42
20
roganartu
> Keeping the dependency information in a database, which is queried during the resolution process, allows us to choose dependencies using criteria specified by the developer instead of merely importing the latest possible versions, as pip's backtracking algorithm does. You can specify quality criteria depending on the application's traits and environment. For instance, applications deployed to production environments must be secure, so it is important that dependencies do not introduce vulnerabilities. When a data scientist trains a machine learning model in an isolated environment, however, it is acceptable to use dependency versions that are vulnerable but offer a performance gain, thus saving time and resources.

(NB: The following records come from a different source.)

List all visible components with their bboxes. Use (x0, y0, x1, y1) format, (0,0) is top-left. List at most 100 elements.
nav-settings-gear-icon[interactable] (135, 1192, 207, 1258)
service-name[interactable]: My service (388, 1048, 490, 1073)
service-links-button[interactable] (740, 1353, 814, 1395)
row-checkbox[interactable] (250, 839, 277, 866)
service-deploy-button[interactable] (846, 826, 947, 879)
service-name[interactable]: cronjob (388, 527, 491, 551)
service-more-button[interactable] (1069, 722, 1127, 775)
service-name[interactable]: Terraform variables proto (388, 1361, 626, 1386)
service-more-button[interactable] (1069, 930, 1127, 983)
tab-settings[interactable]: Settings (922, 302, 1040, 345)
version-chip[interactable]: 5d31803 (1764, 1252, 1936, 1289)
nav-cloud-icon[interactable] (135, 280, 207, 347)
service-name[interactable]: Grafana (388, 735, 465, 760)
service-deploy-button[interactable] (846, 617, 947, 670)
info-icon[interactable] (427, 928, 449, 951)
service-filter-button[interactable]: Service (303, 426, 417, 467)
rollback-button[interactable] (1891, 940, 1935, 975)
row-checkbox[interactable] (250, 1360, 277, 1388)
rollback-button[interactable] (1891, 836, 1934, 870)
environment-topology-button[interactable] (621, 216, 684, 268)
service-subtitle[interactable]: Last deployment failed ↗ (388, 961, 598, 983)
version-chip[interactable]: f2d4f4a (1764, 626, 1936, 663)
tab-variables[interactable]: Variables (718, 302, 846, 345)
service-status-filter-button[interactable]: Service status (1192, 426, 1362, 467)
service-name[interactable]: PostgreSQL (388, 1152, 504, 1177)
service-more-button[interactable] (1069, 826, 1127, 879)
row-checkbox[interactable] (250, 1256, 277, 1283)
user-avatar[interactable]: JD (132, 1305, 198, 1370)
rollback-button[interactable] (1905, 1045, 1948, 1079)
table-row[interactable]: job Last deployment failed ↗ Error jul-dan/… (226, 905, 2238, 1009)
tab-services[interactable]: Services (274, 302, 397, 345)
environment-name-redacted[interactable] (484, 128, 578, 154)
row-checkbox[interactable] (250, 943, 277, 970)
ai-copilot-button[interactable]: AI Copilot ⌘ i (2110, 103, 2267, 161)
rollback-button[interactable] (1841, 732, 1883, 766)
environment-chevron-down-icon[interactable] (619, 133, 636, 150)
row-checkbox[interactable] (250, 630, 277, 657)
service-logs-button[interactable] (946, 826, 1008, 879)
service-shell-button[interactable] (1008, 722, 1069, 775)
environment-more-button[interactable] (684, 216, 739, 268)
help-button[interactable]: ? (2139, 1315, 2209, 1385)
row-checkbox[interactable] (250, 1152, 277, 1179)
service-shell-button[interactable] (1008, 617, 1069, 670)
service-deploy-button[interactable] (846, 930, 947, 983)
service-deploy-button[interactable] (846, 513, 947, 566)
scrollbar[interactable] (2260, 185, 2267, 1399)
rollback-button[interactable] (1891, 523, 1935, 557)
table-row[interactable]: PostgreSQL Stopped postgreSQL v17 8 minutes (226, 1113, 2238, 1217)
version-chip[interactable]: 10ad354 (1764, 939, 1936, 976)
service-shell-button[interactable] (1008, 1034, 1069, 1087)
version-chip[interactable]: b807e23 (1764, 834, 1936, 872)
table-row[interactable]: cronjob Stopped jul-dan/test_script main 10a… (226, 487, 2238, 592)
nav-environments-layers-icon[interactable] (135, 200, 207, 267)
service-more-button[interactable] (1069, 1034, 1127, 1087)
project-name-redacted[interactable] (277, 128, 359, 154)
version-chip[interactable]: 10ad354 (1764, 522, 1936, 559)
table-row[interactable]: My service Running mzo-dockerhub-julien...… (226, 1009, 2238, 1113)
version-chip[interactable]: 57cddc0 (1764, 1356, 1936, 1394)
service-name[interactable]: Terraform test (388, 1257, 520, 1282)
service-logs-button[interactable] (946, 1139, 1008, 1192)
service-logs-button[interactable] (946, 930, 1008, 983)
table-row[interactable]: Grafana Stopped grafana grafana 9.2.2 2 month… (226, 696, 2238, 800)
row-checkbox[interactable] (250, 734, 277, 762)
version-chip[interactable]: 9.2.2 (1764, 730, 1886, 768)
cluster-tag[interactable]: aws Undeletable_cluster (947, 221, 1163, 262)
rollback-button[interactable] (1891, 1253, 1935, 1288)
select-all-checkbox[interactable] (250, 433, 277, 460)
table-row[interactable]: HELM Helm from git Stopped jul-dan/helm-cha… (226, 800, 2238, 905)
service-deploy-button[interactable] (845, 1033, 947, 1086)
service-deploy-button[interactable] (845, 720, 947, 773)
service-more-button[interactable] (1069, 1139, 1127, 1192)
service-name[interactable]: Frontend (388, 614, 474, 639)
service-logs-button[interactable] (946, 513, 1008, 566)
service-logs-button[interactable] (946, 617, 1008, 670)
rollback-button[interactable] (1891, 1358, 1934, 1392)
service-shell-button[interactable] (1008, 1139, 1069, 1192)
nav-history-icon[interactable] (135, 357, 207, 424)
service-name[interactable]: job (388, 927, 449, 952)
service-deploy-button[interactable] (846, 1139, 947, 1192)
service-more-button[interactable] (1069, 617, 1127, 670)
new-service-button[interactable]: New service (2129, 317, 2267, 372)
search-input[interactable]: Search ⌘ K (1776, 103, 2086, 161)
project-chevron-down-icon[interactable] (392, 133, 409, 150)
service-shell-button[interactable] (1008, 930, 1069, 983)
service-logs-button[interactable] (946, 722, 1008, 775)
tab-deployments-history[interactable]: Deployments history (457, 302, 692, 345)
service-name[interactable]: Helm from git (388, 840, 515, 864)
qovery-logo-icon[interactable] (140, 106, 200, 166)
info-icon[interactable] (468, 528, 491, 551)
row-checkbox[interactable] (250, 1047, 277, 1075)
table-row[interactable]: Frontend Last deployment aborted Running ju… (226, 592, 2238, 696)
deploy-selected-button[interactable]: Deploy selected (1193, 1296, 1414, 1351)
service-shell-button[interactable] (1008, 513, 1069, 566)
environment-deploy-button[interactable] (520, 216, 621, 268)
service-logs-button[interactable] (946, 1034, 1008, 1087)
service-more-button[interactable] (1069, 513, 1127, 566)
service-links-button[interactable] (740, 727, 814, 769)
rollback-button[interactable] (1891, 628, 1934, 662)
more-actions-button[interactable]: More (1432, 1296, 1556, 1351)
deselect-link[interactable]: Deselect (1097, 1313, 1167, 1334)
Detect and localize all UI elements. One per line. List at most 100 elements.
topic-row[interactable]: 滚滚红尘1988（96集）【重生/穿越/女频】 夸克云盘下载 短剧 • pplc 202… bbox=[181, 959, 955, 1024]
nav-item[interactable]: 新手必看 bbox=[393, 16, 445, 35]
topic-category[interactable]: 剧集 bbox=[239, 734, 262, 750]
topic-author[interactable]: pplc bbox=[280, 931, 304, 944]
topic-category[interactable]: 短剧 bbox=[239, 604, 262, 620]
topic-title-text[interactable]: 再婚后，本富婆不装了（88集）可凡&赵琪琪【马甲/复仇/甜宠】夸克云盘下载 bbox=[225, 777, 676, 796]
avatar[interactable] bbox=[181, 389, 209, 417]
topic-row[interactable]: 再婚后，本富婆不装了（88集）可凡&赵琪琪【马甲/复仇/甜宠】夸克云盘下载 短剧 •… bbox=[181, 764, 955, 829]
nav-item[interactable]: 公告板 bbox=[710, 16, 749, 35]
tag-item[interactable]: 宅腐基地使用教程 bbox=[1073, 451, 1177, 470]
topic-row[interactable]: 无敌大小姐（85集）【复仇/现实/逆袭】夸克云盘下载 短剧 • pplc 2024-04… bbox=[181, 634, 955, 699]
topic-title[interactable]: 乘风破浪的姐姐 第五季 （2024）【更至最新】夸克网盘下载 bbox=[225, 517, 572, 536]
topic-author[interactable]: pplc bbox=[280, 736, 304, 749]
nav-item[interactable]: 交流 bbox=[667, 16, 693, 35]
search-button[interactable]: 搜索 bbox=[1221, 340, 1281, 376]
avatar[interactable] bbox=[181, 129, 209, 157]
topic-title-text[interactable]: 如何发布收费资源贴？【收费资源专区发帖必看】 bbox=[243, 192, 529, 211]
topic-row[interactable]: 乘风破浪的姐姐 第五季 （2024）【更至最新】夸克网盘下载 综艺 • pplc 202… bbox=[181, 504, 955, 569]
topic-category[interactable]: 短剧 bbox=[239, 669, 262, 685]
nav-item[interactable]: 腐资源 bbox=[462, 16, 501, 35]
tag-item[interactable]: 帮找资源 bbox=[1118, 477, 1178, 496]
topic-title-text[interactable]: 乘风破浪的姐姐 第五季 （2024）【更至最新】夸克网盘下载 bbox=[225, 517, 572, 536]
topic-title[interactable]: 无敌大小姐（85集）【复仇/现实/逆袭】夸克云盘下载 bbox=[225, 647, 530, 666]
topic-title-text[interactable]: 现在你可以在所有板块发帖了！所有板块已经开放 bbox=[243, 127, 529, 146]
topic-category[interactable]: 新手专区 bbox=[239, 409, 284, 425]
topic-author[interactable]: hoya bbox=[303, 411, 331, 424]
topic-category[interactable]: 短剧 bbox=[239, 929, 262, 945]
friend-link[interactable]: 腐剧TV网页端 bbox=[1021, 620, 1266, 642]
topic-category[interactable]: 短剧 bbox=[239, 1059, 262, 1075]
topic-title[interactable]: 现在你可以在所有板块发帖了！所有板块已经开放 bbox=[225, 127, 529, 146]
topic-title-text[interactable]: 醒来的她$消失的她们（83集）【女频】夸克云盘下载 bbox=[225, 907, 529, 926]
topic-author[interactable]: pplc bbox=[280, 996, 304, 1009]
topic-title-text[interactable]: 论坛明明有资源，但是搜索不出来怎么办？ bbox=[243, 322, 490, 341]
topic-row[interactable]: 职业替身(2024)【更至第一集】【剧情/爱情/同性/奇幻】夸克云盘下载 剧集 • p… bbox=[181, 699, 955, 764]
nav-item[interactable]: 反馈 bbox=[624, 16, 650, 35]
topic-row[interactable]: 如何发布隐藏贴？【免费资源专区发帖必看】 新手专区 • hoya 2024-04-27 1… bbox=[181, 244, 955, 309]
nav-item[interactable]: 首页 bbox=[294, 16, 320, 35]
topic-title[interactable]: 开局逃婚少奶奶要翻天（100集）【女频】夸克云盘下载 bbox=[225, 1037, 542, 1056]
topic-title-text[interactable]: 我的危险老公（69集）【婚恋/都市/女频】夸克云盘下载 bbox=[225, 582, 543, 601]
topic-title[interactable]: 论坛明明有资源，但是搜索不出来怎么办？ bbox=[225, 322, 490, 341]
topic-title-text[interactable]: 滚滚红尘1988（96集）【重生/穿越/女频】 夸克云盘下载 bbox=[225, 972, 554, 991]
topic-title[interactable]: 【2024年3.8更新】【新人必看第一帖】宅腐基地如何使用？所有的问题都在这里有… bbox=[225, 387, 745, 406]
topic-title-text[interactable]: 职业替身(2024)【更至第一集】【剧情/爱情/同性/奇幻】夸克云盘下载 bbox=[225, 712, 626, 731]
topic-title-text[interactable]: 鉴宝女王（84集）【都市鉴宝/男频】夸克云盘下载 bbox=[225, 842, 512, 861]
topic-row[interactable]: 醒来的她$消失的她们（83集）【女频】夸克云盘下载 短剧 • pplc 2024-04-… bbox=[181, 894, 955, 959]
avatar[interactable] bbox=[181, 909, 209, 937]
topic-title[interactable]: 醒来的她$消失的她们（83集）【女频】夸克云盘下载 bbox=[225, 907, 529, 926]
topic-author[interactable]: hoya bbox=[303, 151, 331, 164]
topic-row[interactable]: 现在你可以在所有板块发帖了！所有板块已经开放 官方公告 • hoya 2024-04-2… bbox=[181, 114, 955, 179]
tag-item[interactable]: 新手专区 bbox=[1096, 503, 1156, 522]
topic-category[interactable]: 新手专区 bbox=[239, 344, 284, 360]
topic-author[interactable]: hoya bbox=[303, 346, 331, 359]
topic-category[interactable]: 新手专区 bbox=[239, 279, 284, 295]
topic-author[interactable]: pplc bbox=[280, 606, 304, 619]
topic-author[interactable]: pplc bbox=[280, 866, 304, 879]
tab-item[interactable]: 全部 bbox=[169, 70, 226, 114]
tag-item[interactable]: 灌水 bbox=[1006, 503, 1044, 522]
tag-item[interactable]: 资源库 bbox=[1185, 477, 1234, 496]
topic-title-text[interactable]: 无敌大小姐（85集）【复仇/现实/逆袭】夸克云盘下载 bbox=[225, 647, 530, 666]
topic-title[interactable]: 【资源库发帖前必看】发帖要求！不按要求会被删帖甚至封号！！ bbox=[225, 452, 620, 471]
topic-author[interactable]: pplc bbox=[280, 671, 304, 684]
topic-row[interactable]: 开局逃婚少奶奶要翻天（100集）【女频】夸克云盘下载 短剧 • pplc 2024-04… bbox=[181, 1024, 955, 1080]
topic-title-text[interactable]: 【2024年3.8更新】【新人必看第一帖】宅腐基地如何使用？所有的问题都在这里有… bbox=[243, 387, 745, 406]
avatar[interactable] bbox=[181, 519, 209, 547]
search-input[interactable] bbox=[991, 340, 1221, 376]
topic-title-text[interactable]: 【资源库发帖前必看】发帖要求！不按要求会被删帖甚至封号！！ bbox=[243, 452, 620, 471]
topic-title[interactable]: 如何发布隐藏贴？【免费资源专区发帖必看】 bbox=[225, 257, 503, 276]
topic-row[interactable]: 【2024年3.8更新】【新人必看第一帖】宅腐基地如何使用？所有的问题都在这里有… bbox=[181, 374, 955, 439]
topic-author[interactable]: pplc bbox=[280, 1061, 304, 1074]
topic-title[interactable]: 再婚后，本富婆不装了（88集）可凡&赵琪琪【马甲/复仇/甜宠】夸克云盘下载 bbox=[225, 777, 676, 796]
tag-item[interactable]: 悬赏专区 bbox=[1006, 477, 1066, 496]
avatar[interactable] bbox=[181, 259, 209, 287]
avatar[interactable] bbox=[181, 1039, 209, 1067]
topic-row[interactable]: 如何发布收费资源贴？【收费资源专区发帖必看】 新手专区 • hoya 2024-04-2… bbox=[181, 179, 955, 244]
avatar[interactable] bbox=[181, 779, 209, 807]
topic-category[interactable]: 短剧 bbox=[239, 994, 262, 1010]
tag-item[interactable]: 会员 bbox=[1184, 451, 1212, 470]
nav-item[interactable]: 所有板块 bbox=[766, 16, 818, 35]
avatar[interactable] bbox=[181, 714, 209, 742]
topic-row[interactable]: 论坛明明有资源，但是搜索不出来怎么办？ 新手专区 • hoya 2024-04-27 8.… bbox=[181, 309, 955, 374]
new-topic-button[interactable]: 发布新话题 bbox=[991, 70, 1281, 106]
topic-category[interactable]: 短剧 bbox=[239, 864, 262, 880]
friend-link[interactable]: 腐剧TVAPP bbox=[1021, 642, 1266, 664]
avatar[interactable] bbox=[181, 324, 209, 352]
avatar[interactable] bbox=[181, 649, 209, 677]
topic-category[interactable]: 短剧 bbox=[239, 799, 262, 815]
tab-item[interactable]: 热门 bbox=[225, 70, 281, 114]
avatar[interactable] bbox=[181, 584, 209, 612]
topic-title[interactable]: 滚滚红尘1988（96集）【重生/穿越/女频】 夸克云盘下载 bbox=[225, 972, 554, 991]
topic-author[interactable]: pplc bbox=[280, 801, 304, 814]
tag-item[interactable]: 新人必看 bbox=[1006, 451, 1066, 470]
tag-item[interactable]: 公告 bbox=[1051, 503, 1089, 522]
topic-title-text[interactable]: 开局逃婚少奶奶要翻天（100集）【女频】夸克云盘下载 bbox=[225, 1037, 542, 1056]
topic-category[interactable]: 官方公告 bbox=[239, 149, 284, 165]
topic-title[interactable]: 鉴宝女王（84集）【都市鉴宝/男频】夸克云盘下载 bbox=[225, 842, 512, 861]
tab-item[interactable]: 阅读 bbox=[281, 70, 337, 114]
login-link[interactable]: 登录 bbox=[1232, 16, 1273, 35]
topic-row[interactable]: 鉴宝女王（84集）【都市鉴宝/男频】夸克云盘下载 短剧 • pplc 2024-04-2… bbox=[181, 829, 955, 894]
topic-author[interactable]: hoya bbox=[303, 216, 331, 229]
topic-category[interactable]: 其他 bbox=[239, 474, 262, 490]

This seems like a really bad idea to me. I could understand and perhaps get behind the idea that you might use something like this to find the optimal version of a package to use in a given project, but unexpected differences between your development environment and production are a common source of outages.

It also requires using a different package manager called Thamos: https://thoth-station.ninja/docs/developers/thamos/. This tool then outputs requirements files compatible with Pipenv, pip, or pip-tools (though notably not Poetry).

That being said, all of the examples and config seems very centered around ML use cases, with the Thamos config accepting settings for OS, cpu, and cuda versions. Is variance in performance between otherwise-compatible versions of ML packages really that big a problem?

deycallmeajay
Yeah this sounds like a terrible idea. The current goal is to build reproducible and hermetic builds. By adding more complexity it’ll be much more difficult to get the same artifact, build after build as well as give another method for attackers to achieve supply chain injections.
benjamir
Yeah: Use even more complexity to build software. How about taming software? (duckandcover)
akx
Um...

> The Python Packaging Authority (PyPA), along with the Python community, is working on an endpoint to provide the dependency information.

So what is the `requires_dist` key in e.g. https://pypi.org/pypi/Django/3.2/json ?

(My experimental dependency locking tool Pipimi (https://github.com/akx/pipimi/blob/f055b0c0/pipimi.py#L43-L5...) uses that endpoint.)

dgan
Hm bike shedding, but "thoth" is a horrible name for anyone who isn't a proficient English speaker. I honestly can't pronounce it
zuj
Why, I mean, why ? I am serious, why ?
TotallyNotOla
I see it's time to update xkcd 1987. https://xkcd.com/1987/